Benefits of 504 Refi
Spread the Word About 504 Refinancing
by Chris Hurn, CEO/Cofounder – Mercantile Capital Corporation

Chris Hurn, CEO & Cofounder of Mercantile Capital Corporation
By now, you likely know that several changes were made to U.S. Small Business Administration (SBA) loan programs this past September with the passage of the Small Business Jobs and Credit Act. You may not realize, though, that one of the most-significant changes is the two year provision that allows small-business owners to use SBA 504 loans to refinance commercial real estate and other eligible fixed assets.
By refinancing their commercial mortgage with a 504 loan, business-owners can re-amortize their commercial property term, as well as take advantage of historically low interest rates.

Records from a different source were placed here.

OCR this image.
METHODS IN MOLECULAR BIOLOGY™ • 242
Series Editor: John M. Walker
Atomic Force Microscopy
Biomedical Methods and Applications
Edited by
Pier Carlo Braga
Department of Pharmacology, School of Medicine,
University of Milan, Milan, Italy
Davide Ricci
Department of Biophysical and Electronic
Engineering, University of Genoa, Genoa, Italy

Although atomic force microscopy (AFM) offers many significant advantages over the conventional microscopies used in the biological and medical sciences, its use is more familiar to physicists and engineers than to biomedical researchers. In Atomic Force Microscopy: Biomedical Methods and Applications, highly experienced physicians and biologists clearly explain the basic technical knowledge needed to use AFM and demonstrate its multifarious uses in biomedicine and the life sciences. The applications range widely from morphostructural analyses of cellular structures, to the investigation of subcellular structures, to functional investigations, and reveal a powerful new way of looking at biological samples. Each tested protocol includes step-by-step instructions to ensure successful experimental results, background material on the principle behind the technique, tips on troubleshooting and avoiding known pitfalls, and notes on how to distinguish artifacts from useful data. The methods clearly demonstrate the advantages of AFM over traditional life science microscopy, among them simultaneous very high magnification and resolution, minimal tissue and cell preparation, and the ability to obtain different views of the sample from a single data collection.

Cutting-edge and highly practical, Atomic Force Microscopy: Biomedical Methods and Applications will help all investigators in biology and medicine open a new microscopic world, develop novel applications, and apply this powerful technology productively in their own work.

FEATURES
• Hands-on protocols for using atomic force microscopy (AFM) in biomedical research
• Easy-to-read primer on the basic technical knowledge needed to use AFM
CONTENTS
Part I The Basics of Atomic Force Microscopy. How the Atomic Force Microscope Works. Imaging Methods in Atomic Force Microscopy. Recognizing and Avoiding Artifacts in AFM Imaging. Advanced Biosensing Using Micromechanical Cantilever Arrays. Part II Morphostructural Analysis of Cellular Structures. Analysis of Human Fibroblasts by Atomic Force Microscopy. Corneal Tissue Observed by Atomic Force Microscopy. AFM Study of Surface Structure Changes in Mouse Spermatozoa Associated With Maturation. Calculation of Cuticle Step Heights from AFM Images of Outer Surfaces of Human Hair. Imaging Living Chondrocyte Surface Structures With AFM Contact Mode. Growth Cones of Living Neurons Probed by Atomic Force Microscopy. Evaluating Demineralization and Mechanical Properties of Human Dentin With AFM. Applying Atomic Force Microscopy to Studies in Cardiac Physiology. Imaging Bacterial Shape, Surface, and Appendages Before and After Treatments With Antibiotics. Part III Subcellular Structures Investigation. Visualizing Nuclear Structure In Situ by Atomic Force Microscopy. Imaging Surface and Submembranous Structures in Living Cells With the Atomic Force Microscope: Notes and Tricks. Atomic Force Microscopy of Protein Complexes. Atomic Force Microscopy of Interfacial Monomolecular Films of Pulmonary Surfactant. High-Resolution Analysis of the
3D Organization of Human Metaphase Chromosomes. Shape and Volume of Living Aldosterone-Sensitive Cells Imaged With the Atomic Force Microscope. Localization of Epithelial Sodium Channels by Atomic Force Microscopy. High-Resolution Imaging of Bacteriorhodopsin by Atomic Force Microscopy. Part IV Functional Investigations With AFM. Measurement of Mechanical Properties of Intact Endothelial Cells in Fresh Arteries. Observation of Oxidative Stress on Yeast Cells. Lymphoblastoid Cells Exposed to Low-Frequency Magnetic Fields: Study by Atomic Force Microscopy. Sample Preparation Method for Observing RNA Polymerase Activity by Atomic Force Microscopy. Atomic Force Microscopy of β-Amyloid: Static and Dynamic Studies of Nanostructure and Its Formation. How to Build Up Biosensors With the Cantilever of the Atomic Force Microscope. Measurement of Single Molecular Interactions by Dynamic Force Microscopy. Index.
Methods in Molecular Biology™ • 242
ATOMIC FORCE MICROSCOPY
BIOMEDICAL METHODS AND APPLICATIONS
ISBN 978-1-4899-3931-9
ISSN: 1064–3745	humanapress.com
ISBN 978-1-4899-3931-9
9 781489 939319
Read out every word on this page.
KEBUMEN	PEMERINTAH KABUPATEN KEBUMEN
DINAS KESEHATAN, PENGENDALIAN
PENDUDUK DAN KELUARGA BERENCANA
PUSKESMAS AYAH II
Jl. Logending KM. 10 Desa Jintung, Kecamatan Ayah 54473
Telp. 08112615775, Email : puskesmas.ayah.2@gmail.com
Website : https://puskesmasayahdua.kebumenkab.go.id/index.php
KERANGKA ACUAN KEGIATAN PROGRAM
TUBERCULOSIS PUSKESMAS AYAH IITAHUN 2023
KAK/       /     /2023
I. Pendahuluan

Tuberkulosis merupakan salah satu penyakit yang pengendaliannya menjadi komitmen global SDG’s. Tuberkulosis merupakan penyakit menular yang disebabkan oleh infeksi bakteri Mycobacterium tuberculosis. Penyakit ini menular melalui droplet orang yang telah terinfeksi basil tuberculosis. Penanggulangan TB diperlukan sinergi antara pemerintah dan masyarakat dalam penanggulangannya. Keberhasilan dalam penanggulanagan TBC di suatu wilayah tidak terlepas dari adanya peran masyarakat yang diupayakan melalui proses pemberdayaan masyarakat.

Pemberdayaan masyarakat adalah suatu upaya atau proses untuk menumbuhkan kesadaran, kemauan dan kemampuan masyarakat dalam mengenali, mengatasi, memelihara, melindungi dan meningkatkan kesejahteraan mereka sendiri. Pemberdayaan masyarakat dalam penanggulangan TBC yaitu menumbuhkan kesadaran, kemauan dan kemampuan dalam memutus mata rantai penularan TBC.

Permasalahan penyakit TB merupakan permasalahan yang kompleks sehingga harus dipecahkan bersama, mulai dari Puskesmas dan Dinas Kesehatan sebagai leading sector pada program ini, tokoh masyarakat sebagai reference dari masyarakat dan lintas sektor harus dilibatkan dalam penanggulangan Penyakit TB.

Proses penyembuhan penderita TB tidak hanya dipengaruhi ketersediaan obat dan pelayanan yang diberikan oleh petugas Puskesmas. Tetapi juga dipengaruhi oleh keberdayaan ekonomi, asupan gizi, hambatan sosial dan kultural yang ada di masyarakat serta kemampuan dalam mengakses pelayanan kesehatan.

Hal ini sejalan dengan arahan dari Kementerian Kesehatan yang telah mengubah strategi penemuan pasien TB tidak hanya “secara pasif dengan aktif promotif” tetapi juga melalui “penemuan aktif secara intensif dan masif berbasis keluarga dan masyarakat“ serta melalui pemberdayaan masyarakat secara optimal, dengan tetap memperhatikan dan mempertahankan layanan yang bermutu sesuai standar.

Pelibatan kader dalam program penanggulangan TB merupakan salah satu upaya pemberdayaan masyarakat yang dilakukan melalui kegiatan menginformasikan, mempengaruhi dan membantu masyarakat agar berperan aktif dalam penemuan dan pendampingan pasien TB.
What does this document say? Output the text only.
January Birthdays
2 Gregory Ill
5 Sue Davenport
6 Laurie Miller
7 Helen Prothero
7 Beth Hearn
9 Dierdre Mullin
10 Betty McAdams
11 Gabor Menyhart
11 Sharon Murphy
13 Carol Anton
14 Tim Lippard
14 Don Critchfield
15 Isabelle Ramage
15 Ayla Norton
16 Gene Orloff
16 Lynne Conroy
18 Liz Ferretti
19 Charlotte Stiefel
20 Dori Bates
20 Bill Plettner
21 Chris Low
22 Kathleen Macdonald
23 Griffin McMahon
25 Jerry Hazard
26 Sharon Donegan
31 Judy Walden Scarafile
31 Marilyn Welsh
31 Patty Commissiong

The SBA 504 loan program is the best-kept secret in commercial property financing, but it offers the largest cash-on-cash return financing available, along with below-market, long-term fixed interest rates and longer amortizations. The opportunity to use these loans for refinancing is a great one for business-owners, as well as commercial mortgage professionals who work with SBA loans.
A second chance
Let’s consider the story of a business owner named Fred. A few years ago, Fred decided to buy the property his business occupies. By doing so, he would turn his monthly lease payments into mortgage payments that would build equity. This decision made great business sense, so he went ahead with it. With a loan from his commercial bank, Fred purchased the property.
Fast-forward to the present: Fred is facing a ballooning note payment. If he could refinance and take advantage of low interest rates, he might be able to cut his expenses enough to stay afloat or pull out some of the equity he has in the property. He can’t find any bank that will do it conventionally, however. Today’s tighter underwriting standards have made it increasingly difficult for borrowers like Fred to qualify with most banks.
Fred’s story is fictional, but many real business-owners today face a similar situation. To make matters worse, their initial down payments on their conventional loans were two to three times greater than what they would have been if they’d used a 504 loan the first time around. The SBA is giving these business owners the chance to get some of their capital back by refinancing as much as 90-percent loan-to-value and as much as 125 percent with additional collateral pledged. This is a major benefit for some challenged owners of small and midsized businesses.
Click here to see a printer-friendly list of guidelines for
our SBA 504 Refi Program.
The perfect tool
In addition to its beneficial terms for small business borrowers, the SBA 504 program is a zero-subsidy program. In other words, it does not cost taxpayers anything. Program fees have carried it for years without any federal subsidy, and the program has run such a surplus at times that the government redirected some of these funds for entitlement spending a few years ago. In addition, the loan-loss rate is historically about one-third that of the 7(a) program — the SBA’s other flagship loan program, which has allowed refinancing for some time.
From the taxpayer’s perspective, 504 refinancing is a better deal, and you benefit as well. The 7(a) is mostly a floating-rate loan program — which isn’t the best option for long-term, hard assets like commercial property — and often requires additional collateral. This additional collateral often takes the form of a second lien on your home or liens against inventory and receivables. This ties up those assets and can ultimately be problematic if you later need a line of credit or other short-term financing. By making 504 refinancing possible, the SBA is doing a world of good for many small medical practices.
Some critics will argue that this provision will only cause business-owners to use their commercial real estate like an ATM, much like homeowners did in the recent credit boom. But that analogy doesn’t apply here. Small businesses historically create the lion’s share of jobs in the U.S. Many small-business owners have cut expenses and have leveraged up to stay in business during an economically difficult period. In addition, entrepreneurial physicians like you typically make decisions to maximize profits and grow your business — not to spend recklessly.
Larger implications
There’s one other thing you should know, something that’s an indirect benefit to you. This refinance provision also helps banks. It’s no secret that banks are being forced by their regulators to increase their capital, lower their risks and generally strengthen their balance sheets. In many cases, that means reducing their exposure to commercial real estate. If you approach your bank to refinance your commercial mortgage into a 504 loan, you might just be doing your banker a huge favor. And working with a lender who specializes in 504 lending without requiring any change in your banking relationship will lessen any perceived threat in this situation.
If you’ve purchased commercial property for your business at least two years ago, you ought to look into refinancing now with an SBA 504 loan. Even if you haven’t purchased property, you probably know someone who has. Pass this information along to them because this opportunity just might make their year.